On September 28, 2006 in Different Dinner Project, Recipes

2 cups dried chickpeas, soaked in water overnight
5 cups water
2 tablespoons olive oil
1 teaspoon cumin seed
1 large onion, sliced
3 cloves garlic, crushed
3 medium tomatoes, chopped
2 teaspoons cayenne
1-1/2 teaspoons ground cumin
1/4 cup fresh cilantro, chopped
salt

  1. Drain and rinse chickpeas and place in a saucepan over medium-high heat with fresh water. Bring to a boil, then reduce heat to a simmer and cook uncovered until tender, about 2 hours. Remove from heat and set aside.
  2. Heat a large skillet over medium heat and add oil. Lightly fry cumin seed until they just begin to sizzle, being careful not to brown.

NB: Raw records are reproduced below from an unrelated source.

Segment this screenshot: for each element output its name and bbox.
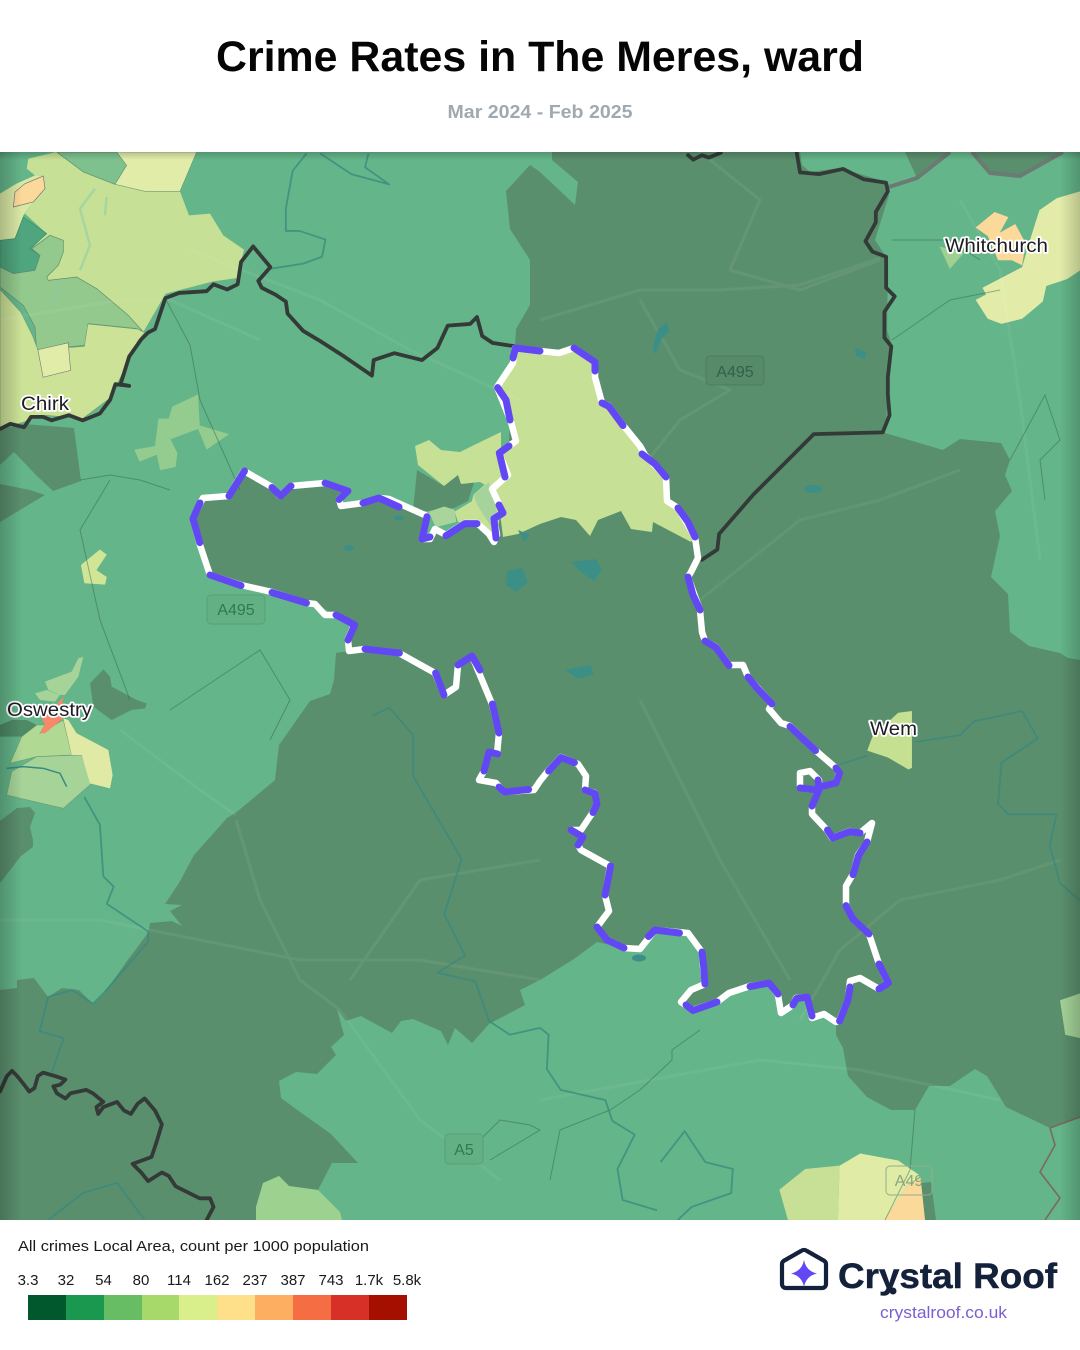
legend scale values: 237 [242, 1272, 268, 1289]
legend scale values: 3.3 [18, 1272, 38, 1289]
place label: Whitchurch: Whitchurch [945, 236, 1048, 257]
legend scale values: 162 [204, 1272, 230, 1289]
yellow patch west of ward [415, 432, 502, 486]
legend scale values: 1.7k [355, 1272, 384, 1289]
legend scale values: 743 [318, 1272, 344, 1289]
title: Crime Rates in The Meres, ward [216, 33, 864, 81]
Oswestry cluster [0, 657, 147, 808]
road shield: A495 north [706, 356, 764, 385]
map edge vignette [0, 152, 1080, 1220]
small dark patches [0, 152, 1063, 1220]
road shield: A5: A5 [454, 1142, 474, 1159]
road shield: A5 [445, 1134, 483, 1164]
place label: Chirk: Chirk [21, 394, 70, 415]
road shield: A495 west: A495 [217, 602, 255, 619]
ward yellow area [492, 348, 695, 542]
ward boundary: white line [193, 348, 888, 1022]
lakes [344, 322, 866, 962]
icon: house with star [782, 1250, 826, 1288]
Whitchurch cluster [940, 191, 1080, 324]
legend scale values: 54 [95, 1272, 112, 1289]
wordmark key detail [890, 1288, 896, 1294]
road shield: A495 north: A495 [716, 364, 754, 381]
legend scale values [18, 1272, 422, 1289]
legend scale values: 114 [167, 1272, 191, 1289]
rivers [270, 153, 389, 269]
legend scale values: 5.8k [393, 1272, 422, 1289]
county borders [0, 246, 515, 429]
roads [0, 152, 1060, 1180]
legend [18, 1238, 422, 1320]
road shield: A49: A49 [895, 1173, 923, 1190]
subtitle: date range: Mar 2024 - Feb 2025 [448, 101, 632, 122]
legend title: All crimes Local Area, count per 1000 population [18, 1238, 369, 1255]
legend scale values: 387 [280, 1272, 306, 1289]
north-west yellow areas [0, 152, 244, 351]
legend colour swatches [28, 1295, 407, 1320]
legend scale values: 32 [58, 1272, 74, 1289]
place label: Oswestry: Oswestry [7, 700, 93, 721]
wordmark: Crystal Roof [838, 1257, 1057, 1296]
south light area [256, 1176, 342, 1220]
place label: Wem: Wem [870, 719, 917, 740]
choropleth map [0, 152, 1080, 1220]
road shield: A49 [886, 1166, 932, 1195]
road shield: A495 west [207, 595, 265, 624]
Wem, south towns [779, 711, 1080, 1220]
logo: Crystal Roof [782, 1250, 1057, 1322]
website url: crystalroof.co.uk [880, 1304, 1008, 1322]
dark low-crime region [0, 152, 1080, 1220]
thin boundary lines [80, 240, 1060, 1220]
ward boundary: purple dashes [193, 348, 888, 1021]
legend scale values: 80 [133, 1272, 149, 1289]
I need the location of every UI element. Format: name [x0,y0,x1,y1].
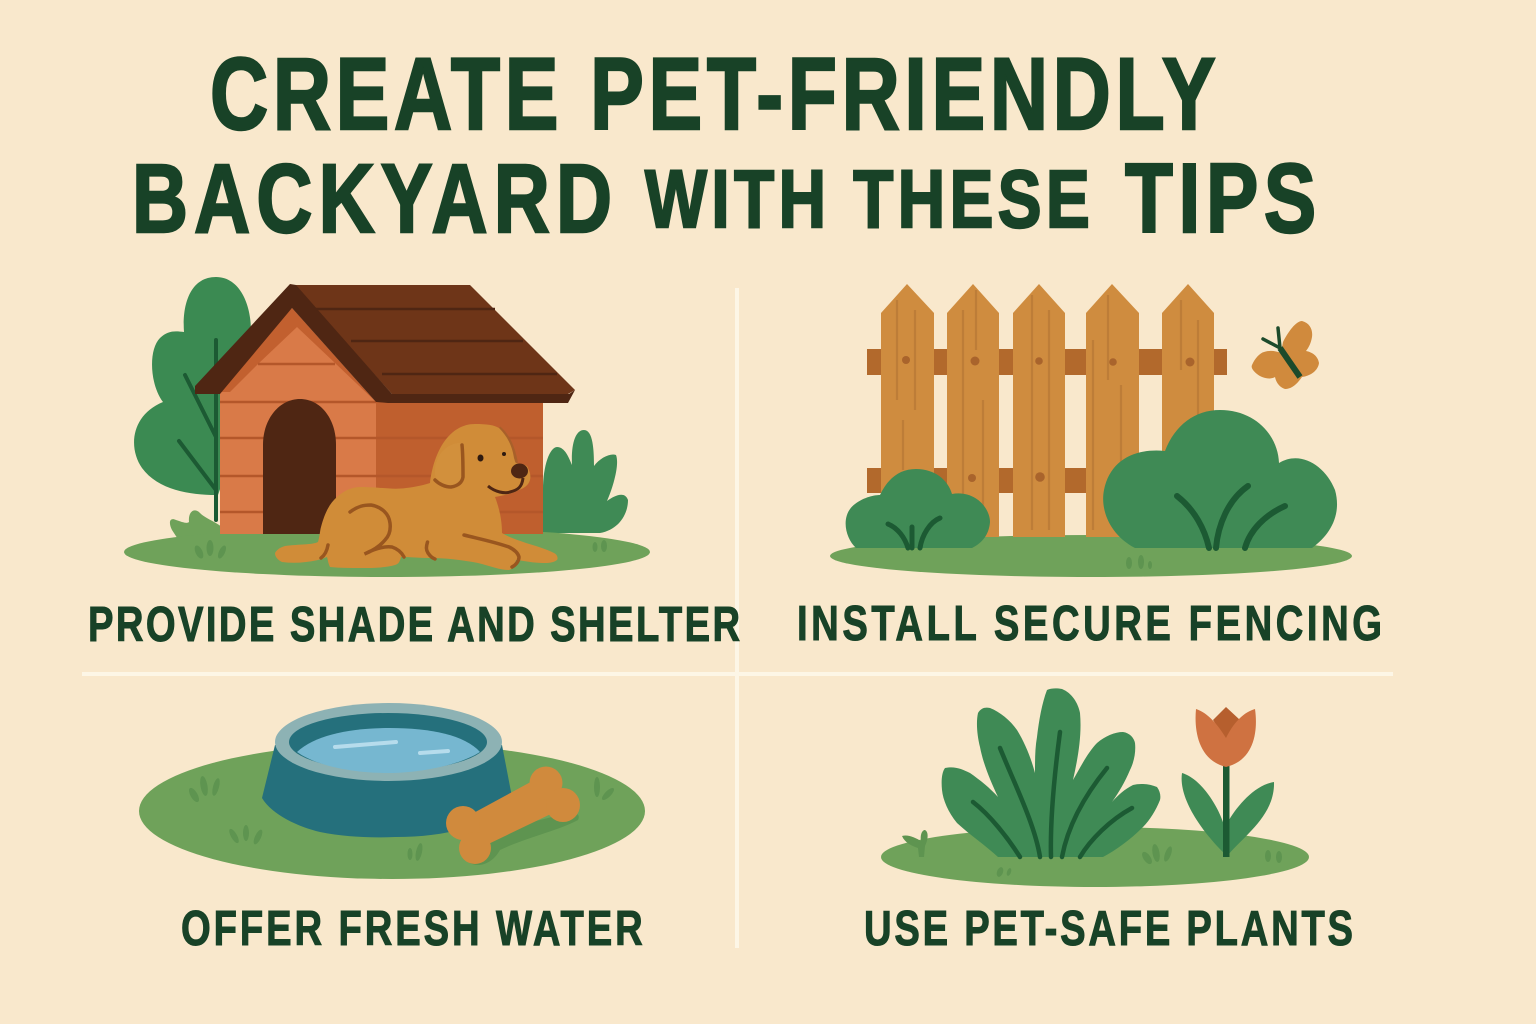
ground [881,827,1309,887]
title: BACKYARD [132,144,612,253]
icon: large bush [1103,410,1337,548]
ground [830,535,1352,577]
title: WITH THESE [645,153,1090,245]
title: TIPS [1125,144,1316,253]
title: CREATE PET-FRIENDLY [210,38,1216,151]
icon: bush right of doghouse [543,430,628,533]
icon: grass tufts [187,776,616,861]
label: provide shade and shelter: PROVIDE SHADE AND SHELTER [88,598,740,652]
label: use pet-safe plants: USE PET-SAFE PLANTS [864,902,1353,956]
icon: small bush [846,469,990,548]
panel: secure fencing [830,284,1352,577]
panel: fresh water [139,703,645,879]
icon: dog [275,424,558,570]
panel: shade and shelter [124,277,650,577]
icon: water bowl [262,703,512,837]
icon: tulip [1182,707,1274,857]
icon: grass tufts [902,830,1282,878]
panel: pet-safe plants [881,688,1309,887]
icon: doghouse [195,284,575,534]
title [132,38,1316,253]
icon: picket fence [867,284,1227,537]
icon: ground tufts [1126,555,1152,569]
icon: leafy plant [942,688,1160,857]
icon: ground tufts [193,540,607,560]
label: offer fresh water: OFFER FRESH WATER [181,902,643,956]
icon: tree behind doghouse [134,277,251,520]
icon: grass tuft left [170,510,226,550]
icon: butterfly [1252,321,1319,389]
icon: bone [446,766,580,865]
label: install secure fencing: INSTALL SECURE FENCING [797,597,1382,651]
ground [139,743,645,879]
ground [124,527,650,577]
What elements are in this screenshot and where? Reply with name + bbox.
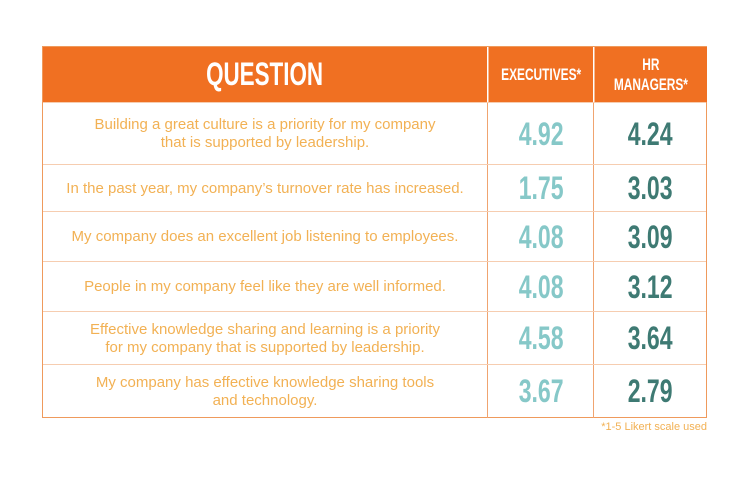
row 1: Building a great culture is a priority for my company xyxy=(94,116,435,133)
row 6: and technology. xyxy=(213,392,317,408)
row 2: In the past year, my company’s turnover rate has increased. xyxy=(66,180,464,196)
row 5: 4.58 xyxy=(519,320,563,356)
header: hr managers xyxy=(594,47,707,102)
row 3: 4.08 xyxy=(519,218,563,254)
header: hr managers: MANAGERS* xyxy=(614,74,688,94)
row 5: 3.64 xyxy=(628,320,673,356)
row 4 xyxy=(43,261,706,312)
row 1: 4.92 xyxy=(519,116,563,152)
row 1: 4.24 xyxy=(628,116,673,152)
header: hr managers: HR xyxy=(642,54,660,74)
table xyxy=(42,46,707,418)
footnote: *1-5 Likert scale used xyxy=(601,421,707,433)
row 4: People in my company feel like they are well informed. xyxy=(84,278,446,295)
row 5: for my company that is supported by leadership. xyxy=(105,338,425,356)
row 6: My company has effective knowledge sharing tools xyxy=(96,374,434,390)
row 2: 3.03 xyxy=(628,170,673,206)
row 3: My company does an excellent job listening to employees. xyxy=(72,228,458,245)
row 2 xyxy=(43,164,706,212)
header: executives xyxy=(488,47,593,102)
row 4: 3.12 xyxy=(628,268,673,304)
row 3 xyxy=(43,211,706,262)
row 4: 4.08 xyxy=(519,268,563,304)
row 3: 3.09 xyxy=(628,218,673,254)
row 5 xyxy=(43,311,706,365)
header: question xyxy=(43,47,487,102)
row 6: 3.67 xyxy=(519,373,563,409)
header: question: QUESTION xyxy=(207,56,323,92)
row 5: Effective knowledge sharing and learning is a priority xyxy=(90,320,440,338)
row 1: that is supported by leadership. xyxy=(161,134,369,151)
row 6 xyxy=(43,364,706,418)
row 2: 1.75 xyxy=(519,170,563,206)
header: executives: EXECUTIVES* xyxy=(501,64,581,84)
row 6: 2.79 xyxy=(628,373,673,409)
row 1 xyxy=(43,102,706,165)
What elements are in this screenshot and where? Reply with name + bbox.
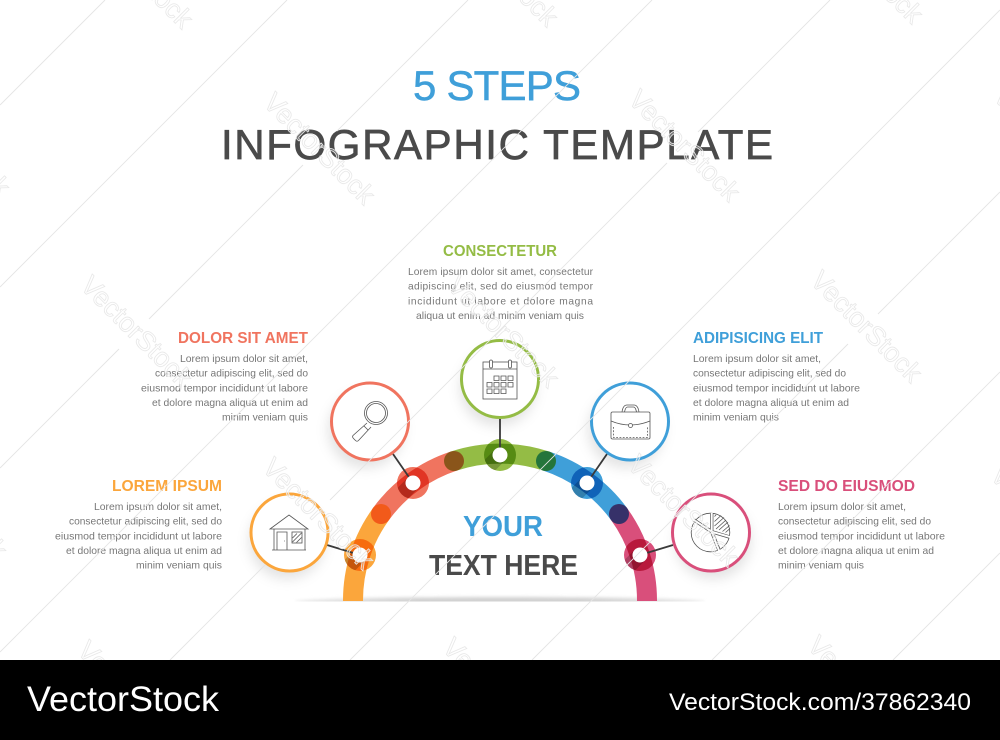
step 1 text — [55, 478, 222, 572]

  3. Add onions and fry, stirring occasionally, until they turn a deep brown. Stir in garlic, tomatoes, cayenne and ground cumin and simmer until the sauce thickens.
  4. Stir the chickpeas into the sauce with the cilantro. Allow to heat through, then plate garnished with sliced tomatoes and/or slices of raw white onion and additional chopped cilantro.